The coalition includes representatives from the main opposition group, the Syrian National Council, which was harshly criticized by many, including U.S. Secretary of State Hillary Rodham Clinton, for being cut off from rebels fighting the war on the ground and for failing to forge a cohesive and more representative leadership.
The SNC itself elected a new head on Saturday — George Sabra, a Christian dissident who was repeatedly imprisoned by the Assad regime. His group holds 22 of the 60 seats in the coalition.
The opposition has been deeply divided for months despite the relentless bloodshed and repeated calls from Western and Arab supporters to create a cohesive and representative leadership that could present a single conduit for foreign aid. The agreement, reached after more than a week of meetings in the Qatari capital of Doha, could boost efforts to secure international backing — and possibly weapons — that will be needed to oust Assad.

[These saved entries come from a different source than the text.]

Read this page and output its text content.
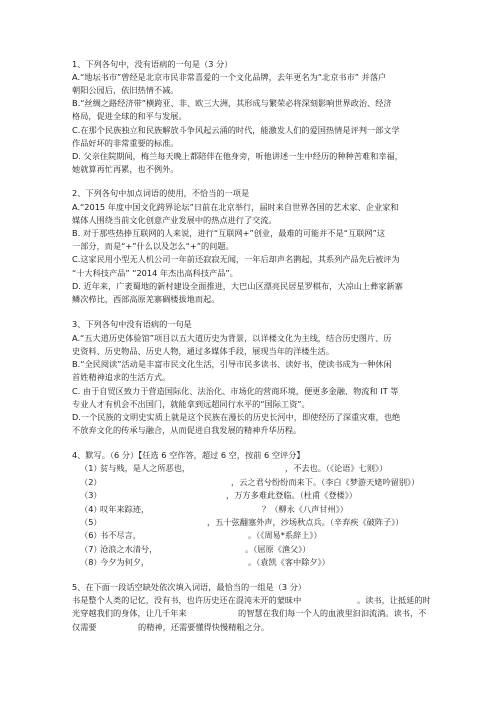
1、下列各句中，没有语病的一句是（3 分）
A.“地坛书市”曾经是北京市民非常喜爱的一个文化品牌，去年更名为“北京书市” 并落户
朝阳公园后，依旧热情不减。
B.“丝绸之路经济带”横跨亚、非、欧三大洲，其形成与繁荣必将深刻影响世界政治、经济
格局，促进全球的和平与发展。
C.在那个民族独立和民族解放斗争风起云涌的时代，能激发人们的爱国热情是评判一部文学
作品好坏的非常重要的标准。
D. 父亲住院期间，梅兰每天晚上都陪伴在他身旁，听他讲述一生中经历的种种苦难和幸福，
她就算再忙再累，也不例外。
2、下列各句中加点词语的使用，不恰当的一项是
A.“2015 年度中国文化跨界论坛”日前在北京举行，届时来自世界各国的艺术家、企业家和
媒体人围绕当前文化创意产业发展中的热点进行了交流。
B. 对于那些热捧互联网的人来说，进行“互联网+”创业，最难的可能并不是“互联网”这
一部分，而是“+”什么以及怎么“+”的问题。
C.这家民用小型无人机公司一年前还寂寂无闻，一年后却声名鹊起，其系列产品先后被评为
“十大科技产品” “2014 年杰出高科技产品”。
D. 近年来，广袤蜀地的新村建设全面推进，大巴山区漂亮民居星罗棋布，大凉山上彝家新寨
鳞次栉比，西部高原羌寨碉楼拔地而起。
3、下列各句中没有语病的一句是
A.“五大道历史体验馆”项目以五大道历史为背景，以详楼文化为主线，结合历史图片、历
史资料、历史物品、历史人物，通过多媒体手段，展现当年的洋楼生活。
B.“全民阅读”活动是丰富市民文化生活，引导市民多读书、读好书，使读书成为一种休闲
首姓精神追求的生活方式。
C. 由于自贸区致力于营造国际化、法治化、市场化的营商环境，便更多金融、物流和 IT 等
专业人才有机会不出国门，就能拿到远超同行水平的“国际工资”。
D.一个民族的文明史实质上就是这个民族在漫长的历史长河中，即使经历了深重灾难，也绝
不放弃文化的传承与融合，从而促进自我发展的精神升华历程。
4、默写。（6 分）【任选 6 空作答，超过 6 空，按前 6 空评分】
（1）
贫与贱，是人之所恶也，	，不去也。（《论语》七则》）
（2）	，云之君兮纷纷而来下。（李白《梦游天姥吟留别》）
（3）	，万方多难此登临。（杜甫《登楼》）
（4）
叹年来踪迹，	？（柳永《八声甘州》）
（5）	，五十弦翻塞外声，沙场秋点兵。（辛弃疾《破阵子》）
（6）
书不尽言，	。（《周易*系辞上》）
（7）
沧浪之水清兮，	。（屈原《渔父》）
（8）
今夕为何夕，	。（袁凯《客中除夕》）
5、在下面一段话空缺处依次填入词语，最恰当的一组是（3 分）
书是整个人类的记忆，没有书，也许历史还在混沌未开的蒙昧中	。读书，让抵延的时
光穿越我们的身体，让几千年来	的智慧在我们每一个人的血液里汩汩流淌。读书，不
仅需要	的精神，还需要懂得快慢精粗之分。
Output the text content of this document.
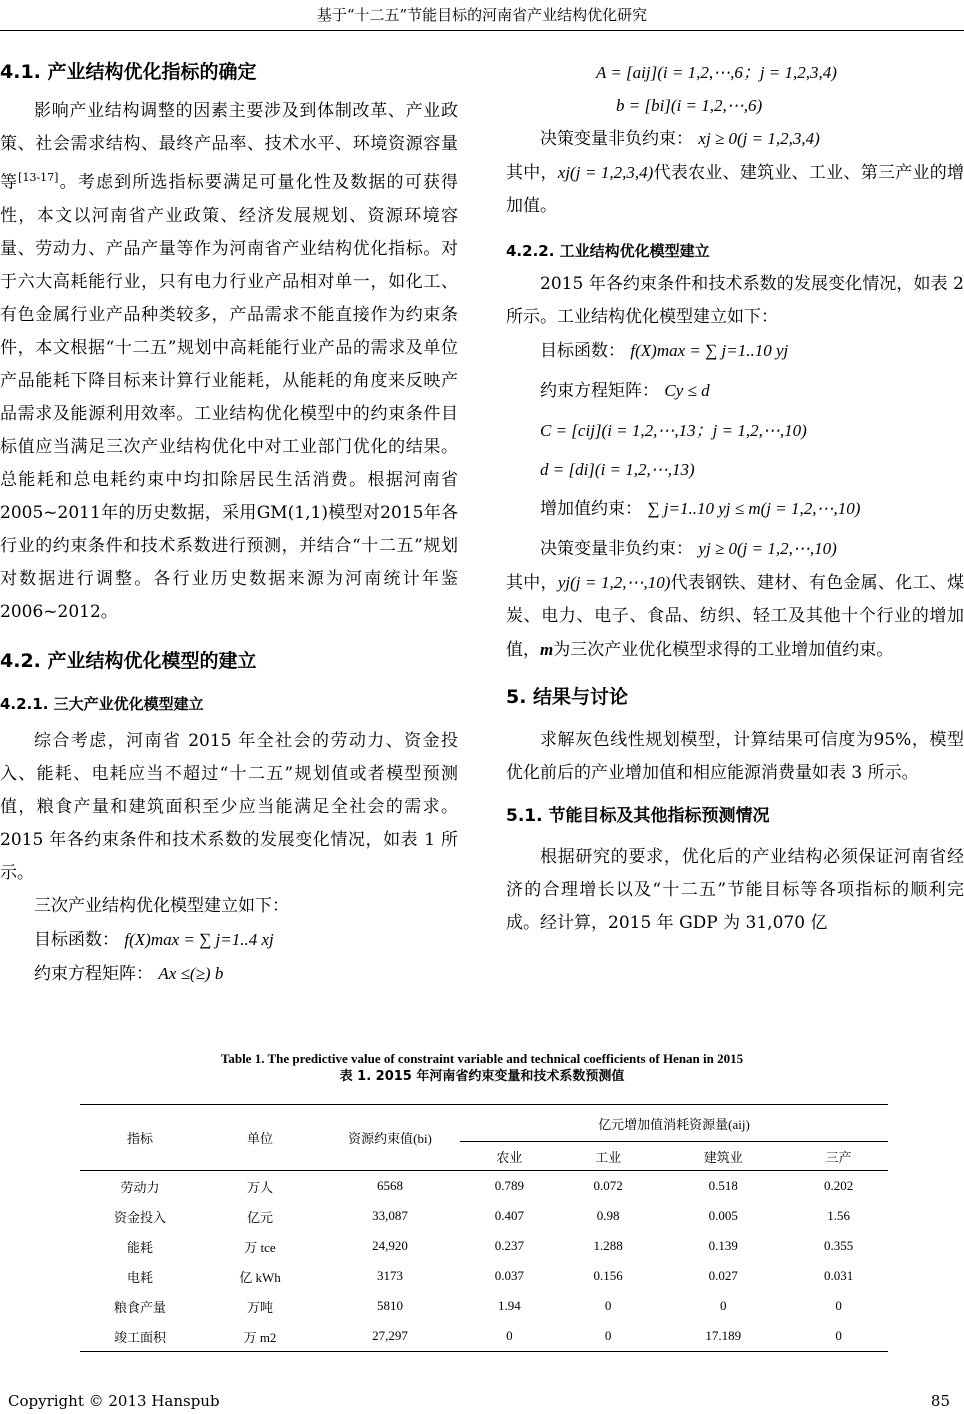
基于“十二五”节能目标的河南省产业结构优化研究
4.1. 产业结构优化指标的确定

影响产业结构调整的因素主要涉及到体制改革、产业政策、社会需求结构、最终产品率、技术水平、环境资源容量等[13-17]。考虑到所选指标要满足可量化性及数据的可获得性，本文以河南省产业政策、经济发展规划、资源环境容量、劳动力、产品产量等作为河南省产业结构优化指标。对于六大高耗能行业，只有电力行业产品相对单一，如化工、有色金属行业产品种类较多，产品需求不能直接作为约束条件，本文根据“十二五”规划中高耗能行业产品的需求及单位产品能耗下降目标来计算行业能耗，从能耗的角度来反映产品需求及能源利用效率。工业结构优化模型中的约束条件目标值应当满足三次产业结构优化中对工业部门优化的结果。总能耗和总电耗约束中均扣除居民生活消费。根据河南省2005~2011年的历史数据，采用GM(1,1)模型对2015年各行业的约束条件和技术系数进行预测，并结合“十二五”规划对数据进行调整。各行业历史数据来源为河南统计年鉴2006~2012。

4.2. 产业结构优化模型的建立
4.2.1. 三大产业优化模型建立

综合考虑，河南省 2015 年全社会的劳动力、资金投入、能耗、电耗应当不超过“十二五”规划值或者模型预测值，粮食产量和建筑面积至少应当能满足全社会的需求。2015 年各约束条件和技术系数的发展变化情况，如表 1 所示。

三次产业结构优化模型建立如下：

目标函数： f(X)max = ∑ j=1..4 xj
约束方程矩阵： Ax ≤(≥) b
A = [aij](i = 1,2,⋯,6；j = 1,2,3,4)
b = [bi](i = 1,2,⋯,6)
决策变量非负约束： xj ≥ 0(j = 1,2,3,4)

其中，xj(j = 1,2,3,4)代表农业、建筑业、工业、第三产业的增加值。

4.2.2. 工业结构优化模型建立

2015 年各约束条件和技术系数的发展变化情况，如表 2 所示。工业结构优化模型建立如下：

目标函数： f(X)max = ∑ j=1..10 yj
约束方程矩阵： Cy ≤ d
C = [cij](i = 1,2,⋯,13；j = 1,2,⋯,10)
d = [di](i = 1,2,⋯,13)
增加值约束： ∑ j=1..10 yj ≤ m(j = 1,2,⋯,10)
决策变量非负约束： yj ≥ 0(j = 1,2,⋯,10)

其中，yj(j = 1,2,⋯,10)代表钢铁、建材、有色金属、化工、煤炭、电力、电子、食品、纺织、轻工及其他十个行业的增加值，m为三次产业优化模型求得的工业增加值约束。

5. 结果与讨论

求解灰色线性规划模型，计算结果可信度为95%，模型优化前后的产业增加值和相应能源消费量如表 3 所示。

5.1. 节能目标及其他指标预测情况

根据研究的要求，优化后的产业结构必须保证河南省经济的合理增长以及“十二五”节能目标等各项指标的顺利完成。经计算，2015 年 GDP 为 31,070 亿

Table 1. The predictive value of constraint variable and technical coefficients of Henan in 2015
表 1. 2015 年河南省约束变量和技术系数预测值
指标	单位	资源约束值(bi)	亿元增加值消耗资源量(aij)			
			农业	工业	建筑业	三产
劳动力	万人	6568	0.789	0.072	0.518	0.202
资金投入	亿元	33,087	0.407	0.98	0.005	1.56
能耗	万 tce	24,920	0.237	1.288	0.139	0.355
电耗	亿 kWh	3173	0.037	0.156	0.027	0.031
粮食产量	万吨	5810	1.94	0	0	0
竣工面积	万 m2	27,297	0	0	17.189	0
Copyright © 2013 Hanspub	85
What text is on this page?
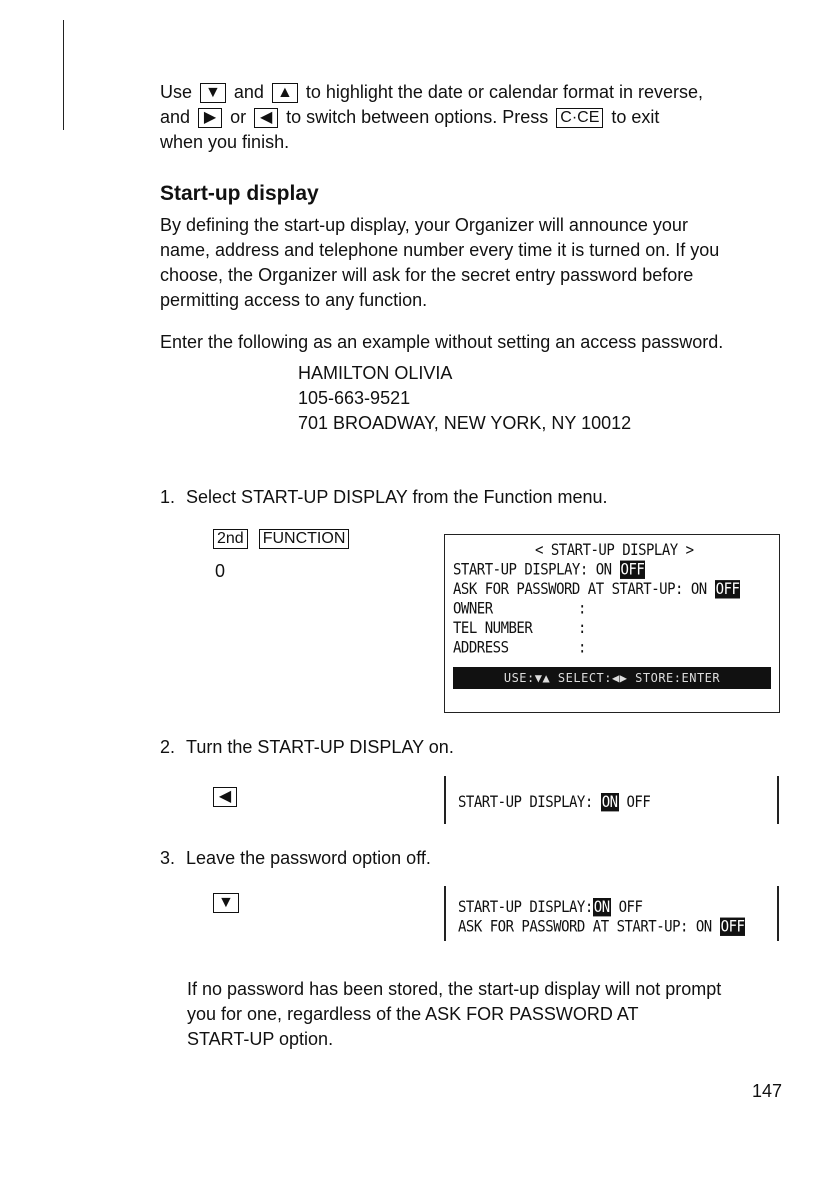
Use ▼ and ▲ to highlight the date or calendar format in reverse,
and ▶ or ◀ to switch between options. Press C·CE to exit
when you finish.
Start-up display
By defining the start-up display, your Organizer will announce your
name, address and telephone number every time it is turned on. If you
choose, the Organizer will ask for the secret entry password before
permitting access to any function.
Enter the following as an example without setting an access password.
HAMILTON OLIVIA
105-663-9521
701 BROADWAY, NEW YORK, NY 10012
1. Select START-UP DISPLAY from the Function menu.
2nd FUNCTION
0
< START-UP DISPLAY >
START-UP DISPLAY: ON OFF
ASK FOR PASSWORD AT START-UP: ON OFF
OWNER	:
TEL NUMBER	:
ADDRESS	:
USE:▼▲ SELECT:◀▶ STORE:ENTER
2. Turn the START-UP DISPLAY on.
◀	START-UP DISPLAY: ON OFF
3. Leave the password option off.
▼	START-UP DISPLAY:ON OFF
ASK FOR PASSWORD AT START-UP: ON OFF
If no password has been stored, the start-up display will not prompt
you for one, regardless of the ASK FOR PASSWORD AT
START-UP option.
147
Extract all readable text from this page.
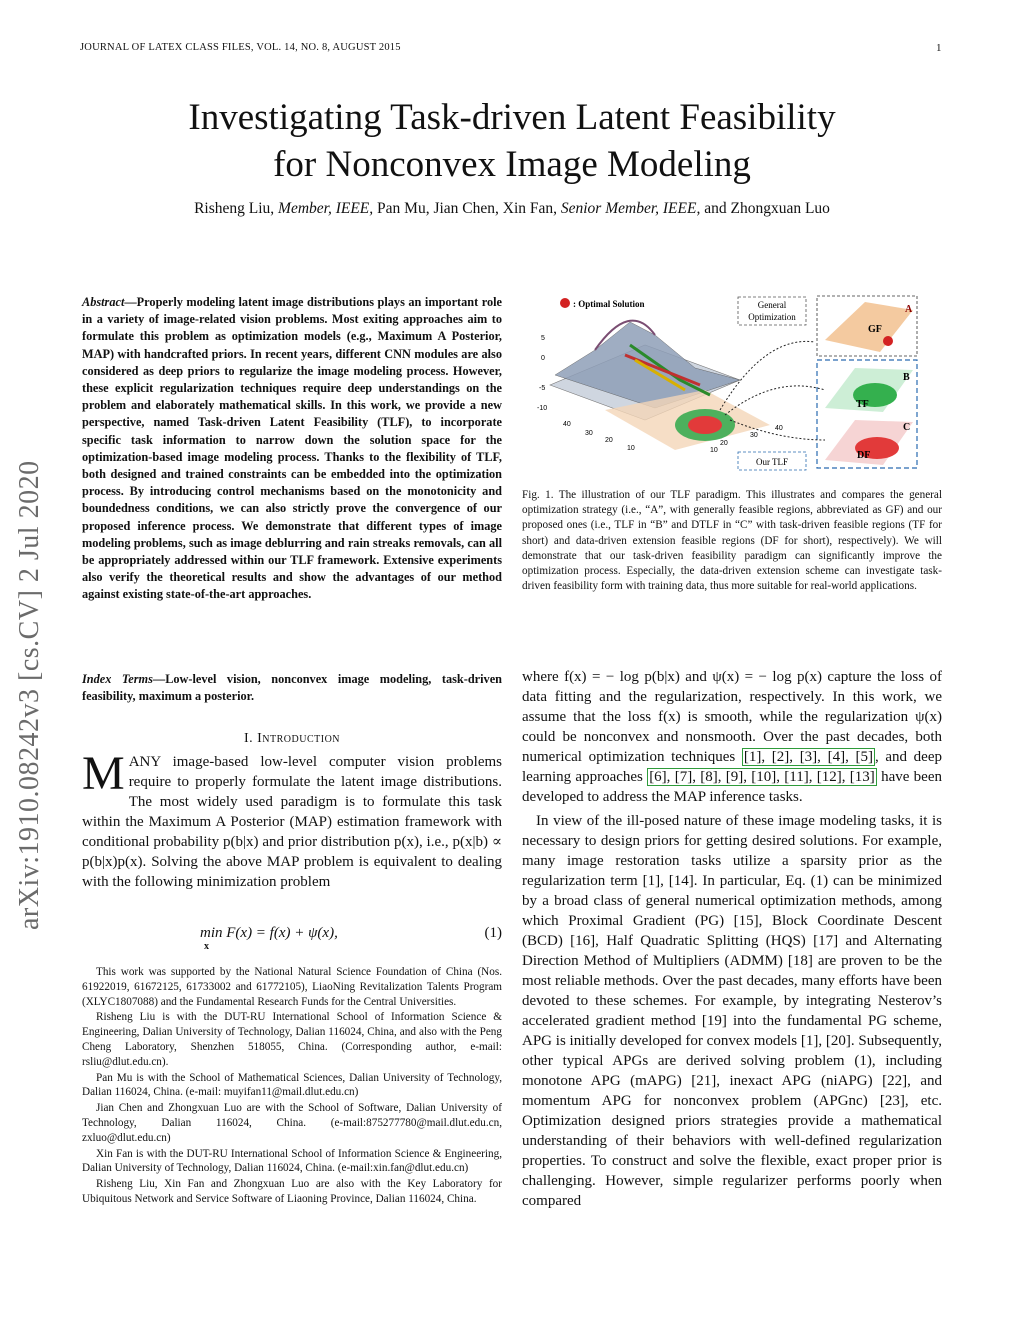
JOURNAL OF LATEX CLASS FILES, VOL. 14, NO. 8, AUGUST 2015	1
Investigating Task-driven Latent Feasibility
for Nonconvex Image Modeling
Risheng Liu, Member, IEEE, Pan Mu, Jian Chen, Xin Fan, Senior Member, IEEE, and Zhongxuan Luo
arXiv:1910.08242v3 [cs.CV] 2 Jul 2020
Abstract—Properly modeling latent image distributions plays an important role in a variety of image-related vision problems. Most exiting approaches aim to formulate this problem as optimization models (e.g., Maximum A Posterior, MAP) with handcrafted priors. In recent years, different CNN modules are also considered as deep priors to regularize the image modeling process. However, these explicit regularization techniques require deep understandings on the problem and elaborately mathematical skills. In this work, we provide a new perspective, named Task-driven Latent Feasibility (TLF), to incorporate specific task information to narrow down the solution space for the optimization-based image modeling process. Thanks to the flexibility of TLF, both designed and trained constraints can be embedded into the optimization process. By introducing control mechanisms based on the monotonicity and boundedness conditions, we can also strictly prove the convergence of our proposed inference process. We demonstrate that different types of image modeling problems, such as image deblurring and rain streaks removals, can all be appropriately addressed within our TLF framework. Extensive experiments also verify the theoretical results and show the advantages of our method against existing state-of-the-art approaches.
Index Terms—Low-level vision, nonconvex image modeling, task-driven feasibility, maximum a posterior.
I. Introduction
MANY image-based low-level computer vision problems require to properly formulate the latent image distributions. The most widely used paradigm is to formulate this task within the Maximum A Posterior (MAP) estimation framework with conditional probability p(b|x) and prior distribution p(x), i.e., p(x|b) ∝ p(b|x)p(x). Solving the above MAP problem is equivalent to dealing with the following minimization problem
min F(x) = f(x) + ψ(x),
x
(1)

This work was supported by the National Natural Science Foundation of China (Nos. 61922019, 61672125, 61733002 and 61772105), LiaoNing Revitalization Talents Program (XLYC1807088) and the Fundamental Research Funds for the Central Universities.

Risheng Liu is with the DUT-RU International School of Information Science & Engineering, Dalian University of Technology, Dalian 116024, China, and also with the Peng Cheng Laboratory, Shenzhen 518055, China. (Corresponding author, e-mail: rsliu@dlut.edu.cn).

Pan Mu is with the School of Mathematical Sciences, Dalian University of Technology, Dalian 116024, China. (e-mail: muyifan11@mail.dlut.edu.cn)

Jian Chen and Zhongxuan Luo are with the School of Software, Dalian University of Technology, Dalian 116024, China. (e-mail:875277780@mail.dlut.edu.cn, zxluo@dlut.edu.cn)

Xin Fan is with the DUT-RU International School of Information Science & Engineering, Dalian University of Technology, Dalian 116024, China. (e-mail:xin.fan@dlut.edu.cn)

Risheng Liu, Xin Fan and Zhongxuan Luo are also with the Key Laboratory for Ubiquitous Network and Service Software of Liaoning Province, Dalian 116024, China.

: Optimal Solution
5
0
-5
-10
40
30
20
10	10
20
30
40
General
Optimization
A
GF
B
TF
C
DF
Our TLF
Fig. 1. The illustration of our TLF paradigm. This illustrates and compares the general optimization strategy (i.e., “A”, with generally feasible regions, abbreviated as GF) and our proposed ones (i.e., TLF in “B” and DTLF in “C” with task-driven feasible regions (TF for short) and data-driven extension feasible regions (DF for short), respectively). We will demonstrate that our task-driven feasibility paradigm can significantly improve the optimization process. Especially, the data-driven extension scheme can investigate task-driven feasibility form with training data, thus more suitable for real-world applications.

where f(x) = − log p(b|x) and ψ(x) = − log p(x) capture the loss of data fitting and the regularization, respectively. In this work, we assume that the loss f(x) is smooth, while the regularization ψ(x) could be nonconvex and nonsmooth. Over the past decades, both numerical optimization techniques [1], [2], [3], [4], [5] , and deep learning approaches [6], [7], [8], [9], [10], [11], [12], [13] have been developed to address the MAP inference tasks.

In view of the ill-posed nature of these image modeling tasks, it is necessary to design priors for getting desired solutions. For example, many image restoration tasks utilize a sparsity prior as the regularization term [1], [14]. In particular, Eq. (1) can be minimized by a broad class of general numerical optimization methods, among which Proximal Gradient (PG) [15], Block Coordinate Descent (BCD) [16], Half Quadratic Splitting (HQS) [17] and Alternating Direction Method of Multipliers (ADMM) [18] are proven to be the most reliable methods. Over the past decades, many efforts have been devoted to these schemes. For example, by integrating Nesterov’s accelerated gradient method [19] into the fundamental PG scheme, APG is initially developed for convex models [1], [20]. Subsequently, other typical APGs are derived solving problem (1), including monotone APG (mAPG) [21], inexact APG (niAPG) [22], and momentum APG for nonconvex problem (APGnc) [23], etc. Optimization designed priors strategies provide a mathematical understanding of their behaviors with well-defined regularization properties. To construct and solve the flexible, exact proper prior is challenging. However, simple regularizer performs poorly when compared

Al-Khatib has appealed to foreign countries to supply military aid to the rebels, but unlike other opposition leader, he opposes foreign military intervention, saying Syrians should topple Assad on their own.
Born in Damascus in 1960 to a well-known Sunni family, al-Khatib took the same road as his father, Sheikh Mohammed Abu al-Faraj al-Khatib, a former preacher and prominent Islamic affairs scholar.
He studied applied geophysics and worked as an engineer for nearly six years at the state-run Al-Furat Petroleum Co. before becoming the imam of the Ummayad Mosque. In the 1990s, he was banned by Assad's father and predecessor, Hafez, for sermons that were perceived to be against the regime.
Unlike many of Syria's exiled opposition leaders who have been seen as out-of-touch, jet-setting academics, al-Khatib is an activist who often criticized the regime even before the uprising began. Once it started, he was arrested and jailed four times on charges of supporting anti-government groups, before he finally fled the country in the summer of 2011.